Зарайна, кстати, сама же и помогла мужу от себя оторваться, сказав, что если он проведет с ней больше времени, чем со старшими женами, это будет проявлением неуважения. Они-то, в отличие от нее – рожали ему сыновей. И вдруг на Маруза снизошло озарение – повелитель аруков понял, почему у Зарайны рождались лишь дочери: она была единственной женщиной, в детях которой он хотел видеть ее, а не себя…
Удивительно другое – то же самое непонятное, пронзительно-щемящее Маруз чувствовал и к юноше, чьи густые длинные волосы сейчас перебирал. С единственной разницей – хану не хотелось обладать этим молодым, мускулистым телом. И даже ощутить эти сладкие губы на своем мужском естестве – почему-то не хотелось. Если бы хотелось – то, наверное, три дня назад, в купальнях, он бы позволил себя приласкать. Марузу вообще ничего не нужно было от Варнака, что удивляло – как ниспосланное свыше откровение. И от одной только мысли об этом все его существо переполняло неизъяснимое блаженство. Молодой арук в какой-то момент просто стал для него важен – как может быть важно в жизни лишь то, что придает ей смысл.
Нет, кое-чего ему все же хотелось – прикасаться, гладить, ласкать. Что он и делал, а по мере того, как делал, это пронзительное в нем все больше затрудняло дыхание. В языках Земли, в отличие от языков Альфаира, есть определение для того, что чувствовал хан – Маруз чувствовал нежность. Но это не было нежностью, которую испытывает зрелый мужчина к молодому парню – это была просто нежность. И ни экстаз соития, ни ласки других не доставляли хану столько удовольствия, сколько доставляла неторопливо, невесомо ласкающая совершенное тело лежащего рядом юноши, собственная рука.
Повелитель аруков вдруг почувствовал, что его начинает охватывать какое-то странное возбуждение – член стал твердым, как камень, но разрядки, удовлетворения ему почему-то не требовалось. Хан перевел взгляд на губы Варнака и снова захотел ощутить их вкус, захотел – как захотел бы пить.
Юноша еле слышно застонал, раскрываясь навстречу губам мужчины, и Марузу на миг показалось – вот сейчас он точно от этого задохнется…
– Повелитель… – тихо сказал молодой арук, как только у Маруза получилось оторваться от его губ.
Хан какое-то время молча смотрел Варнаку в глаза, испытывая удивительное ощущение, что смотрит в глаза себе самому – настолько то, что он видел в этих глазах, совпадало с тем, что повелитель аруков чувствовал в себе.
– Маруз, – так же тихо отозвался хан.
– Что?
– Назови меня по имени, мой… дорогой. Почему-то хочу услышать собственное имя из твоих уст.
– Маруз… – медленно произнес Варнак, словно пробуя его имя на вкус, – Ты… так возбужден…

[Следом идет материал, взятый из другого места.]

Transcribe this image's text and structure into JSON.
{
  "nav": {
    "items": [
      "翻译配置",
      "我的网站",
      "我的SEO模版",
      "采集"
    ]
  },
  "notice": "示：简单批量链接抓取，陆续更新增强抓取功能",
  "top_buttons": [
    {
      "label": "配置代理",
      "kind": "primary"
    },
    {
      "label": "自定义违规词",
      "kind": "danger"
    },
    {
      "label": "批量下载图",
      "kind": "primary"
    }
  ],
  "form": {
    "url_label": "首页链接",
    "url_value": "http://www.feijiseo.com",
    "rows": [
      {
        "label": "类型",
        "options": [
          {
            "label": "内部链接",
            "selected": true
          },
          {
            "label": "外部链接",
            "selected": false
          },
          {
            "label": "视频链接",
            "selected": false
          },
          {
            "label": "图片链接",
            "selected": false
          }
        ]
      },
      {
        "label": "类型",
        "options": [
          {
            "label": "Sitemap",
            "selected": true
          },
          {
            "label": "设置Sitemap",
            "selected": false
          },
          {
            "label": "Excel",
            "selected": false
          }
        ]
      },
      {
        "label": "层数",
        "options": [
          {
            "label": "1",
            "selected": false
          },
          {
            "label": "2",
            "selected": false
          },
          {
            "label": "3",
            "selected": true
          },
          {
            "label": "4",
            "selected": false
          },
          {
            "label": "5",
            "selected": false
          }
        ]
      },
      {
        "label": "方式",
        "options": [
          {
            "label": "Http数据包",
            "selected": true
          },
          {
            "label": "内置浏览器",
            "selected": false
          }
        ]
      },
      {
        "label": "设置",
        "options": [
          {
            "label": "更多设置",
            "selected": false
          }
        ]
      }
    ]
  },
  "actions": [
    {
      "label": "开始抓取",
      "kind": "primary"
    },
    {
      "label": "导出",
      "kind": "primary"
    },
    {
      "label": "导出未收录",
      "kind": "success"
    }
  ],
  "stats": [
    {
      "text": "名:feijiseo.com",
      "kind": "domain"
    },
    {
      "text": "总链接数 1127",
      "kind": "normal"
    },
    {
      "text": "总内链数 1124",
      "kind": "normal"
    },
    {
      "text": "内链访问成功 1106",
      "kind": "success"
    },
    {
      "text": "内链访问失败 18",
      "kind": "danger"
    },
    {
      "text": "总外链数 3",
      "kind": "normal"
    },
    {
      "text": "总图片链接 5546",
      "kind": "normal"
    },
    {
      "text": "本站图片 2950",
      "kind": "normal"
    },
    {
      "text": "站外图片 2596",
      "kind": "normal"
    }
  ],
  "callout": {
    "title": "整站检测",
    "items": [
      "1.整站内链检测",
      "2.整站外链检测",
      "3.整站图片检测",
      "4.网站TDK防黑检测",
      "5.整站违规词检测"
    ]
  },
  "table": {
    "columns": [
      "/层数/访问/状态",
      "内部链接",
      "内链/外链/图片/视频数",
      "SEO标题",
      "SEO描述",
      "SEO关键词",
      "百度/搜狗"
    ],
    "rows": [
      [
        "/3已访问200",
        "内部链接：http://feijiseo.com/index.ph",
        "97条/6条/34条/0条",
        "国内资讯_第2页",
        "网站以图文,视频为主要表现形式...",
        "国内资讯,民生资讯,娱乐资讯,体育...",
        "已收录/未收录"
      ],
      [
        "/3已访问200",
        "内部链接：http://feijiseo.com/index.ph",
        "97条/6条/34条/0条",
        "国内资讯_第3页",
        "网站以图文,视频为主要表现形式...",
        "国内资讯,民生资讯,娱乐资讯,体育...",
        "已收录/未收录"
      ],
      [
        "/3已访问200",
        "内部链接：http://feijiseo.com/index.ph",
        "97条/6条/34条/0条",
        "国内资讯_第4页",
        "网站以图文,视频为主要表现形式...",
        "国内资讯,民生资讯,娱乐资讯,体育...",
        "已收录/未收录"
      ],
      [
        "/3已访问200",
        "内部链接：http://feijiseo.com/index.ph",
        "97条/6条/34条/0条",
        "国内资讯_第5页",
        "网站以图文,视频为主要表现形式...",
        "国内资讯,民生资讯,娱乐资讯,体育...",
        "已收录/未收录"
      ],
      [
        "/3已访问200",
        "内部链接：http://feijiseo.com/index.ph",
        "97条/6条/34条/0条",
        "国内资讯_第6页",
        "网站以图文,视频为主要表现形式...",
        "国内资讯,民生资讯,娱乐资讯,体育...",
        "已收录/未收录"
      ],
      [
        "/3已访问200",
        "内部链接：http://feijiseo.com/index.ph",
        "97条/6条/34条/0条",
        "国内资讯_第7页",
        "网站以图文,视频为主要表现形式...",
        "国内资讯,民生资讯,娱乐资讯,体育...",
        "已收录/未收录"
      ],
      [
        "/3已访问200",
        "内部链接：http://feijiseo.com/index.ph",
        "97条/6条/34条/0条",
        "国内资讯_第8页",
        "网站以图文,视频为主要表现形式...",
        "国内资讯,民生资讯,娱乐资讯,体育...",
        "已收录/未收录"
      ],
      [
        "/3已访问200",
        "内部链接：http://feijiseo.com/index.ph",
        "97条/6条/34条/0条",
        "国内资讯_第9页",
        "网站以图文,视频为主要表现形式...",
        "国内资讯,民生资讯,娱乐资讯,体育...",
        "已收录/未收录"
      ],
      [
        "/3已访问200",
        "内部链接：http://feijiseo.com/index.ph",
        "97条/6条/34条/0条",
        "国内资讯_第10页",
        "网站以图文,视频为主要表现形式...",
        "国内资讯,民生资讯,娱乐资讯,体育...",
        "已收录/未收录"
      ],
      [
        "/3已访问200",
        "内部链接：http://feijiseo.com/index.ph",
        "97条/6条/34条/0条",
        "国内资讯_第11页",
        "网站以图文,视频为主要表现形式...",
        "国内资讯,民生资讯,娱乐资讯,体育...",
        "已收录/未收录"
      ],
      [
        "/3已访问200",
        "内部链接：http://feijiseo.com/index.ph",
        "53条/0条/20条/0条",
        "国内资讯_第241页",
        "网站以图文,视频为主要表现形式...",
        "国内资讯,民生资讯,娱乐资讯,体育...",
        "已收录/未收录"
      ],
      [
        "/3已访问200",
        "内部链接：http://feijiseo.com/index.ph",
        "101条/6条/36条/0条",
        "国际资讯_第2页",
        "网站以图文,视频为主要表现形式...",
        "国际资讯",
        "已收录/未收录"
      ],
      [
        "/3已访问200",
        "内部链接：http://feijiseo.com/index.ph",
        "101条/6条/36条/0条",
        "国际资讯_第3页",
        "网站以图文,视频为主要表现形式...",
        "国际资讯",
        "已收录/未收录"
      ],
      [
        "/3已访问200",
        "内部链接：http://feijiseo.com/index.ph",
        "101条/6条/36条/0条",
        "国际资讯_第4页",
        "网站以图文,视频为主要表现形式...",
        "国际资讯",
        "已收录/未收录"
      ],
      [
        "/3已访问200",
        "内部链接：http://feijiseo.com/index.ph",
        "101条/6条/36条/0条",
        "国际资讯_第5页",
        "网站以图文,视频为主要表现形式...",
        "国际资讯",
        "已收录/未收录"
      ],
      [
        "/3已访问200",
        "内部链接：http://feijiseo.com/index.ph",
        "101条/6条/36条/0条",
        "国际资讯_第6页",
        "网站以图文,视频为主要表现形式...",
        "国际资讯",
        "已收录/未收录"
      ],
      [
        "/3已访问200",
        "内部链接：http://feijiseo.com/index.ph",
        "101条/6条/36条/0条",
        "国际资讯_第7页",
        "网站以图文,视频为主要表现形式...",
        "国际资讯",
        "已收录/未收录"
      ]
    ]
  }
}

– Есть немного. Если бы еще я сам знал – чего хочется моему члену… А ты знаешь – чего хочется твоему? – спросил Маруз и, как птица крылом, накрыл ладонью такое же возбужденное естество юноши.
Молодой арук задрожал всем телом, что не укрылось от хана, и от этого возбуждение и нежность в нем достигли какой-то критической точки.
– Мне хочется… чтобы тебе… было хорошо… – задыхаясь под его рукой, ответил молодой арук.
– Ты создан для того, чтобы дарить наслаждение – так что ничего удивительного в твоем желании нет, – сказал повелитель аруков, продолжая ласкать Варнака рукой, – Удивительно другое – я хочу того же. Хочу – чтобы хорошо было тебе…
Взгляд юноши опустился на восставшую плоть мужчины, и Марузу вдруг стало интересно – решится ли Варнак прикоснуться к нему, не спрашивая разрешения? Варнак – решился. И одним-единственным прикосновением на каких-то несколько мгновений остановил его сердце и время…
– У тебя не только губы, у тебя и руки… божественные…
Они больше ничего не делали, так и ласкали друг друга – руками. Когда же их губы снова слились в поцелуе, Маруз неожиданно понял, почему ему не хочется, чтобы Варнак ласкал его ртом, как Зураша – просто тогда он не сможет наслаждаться вкусом этих губ…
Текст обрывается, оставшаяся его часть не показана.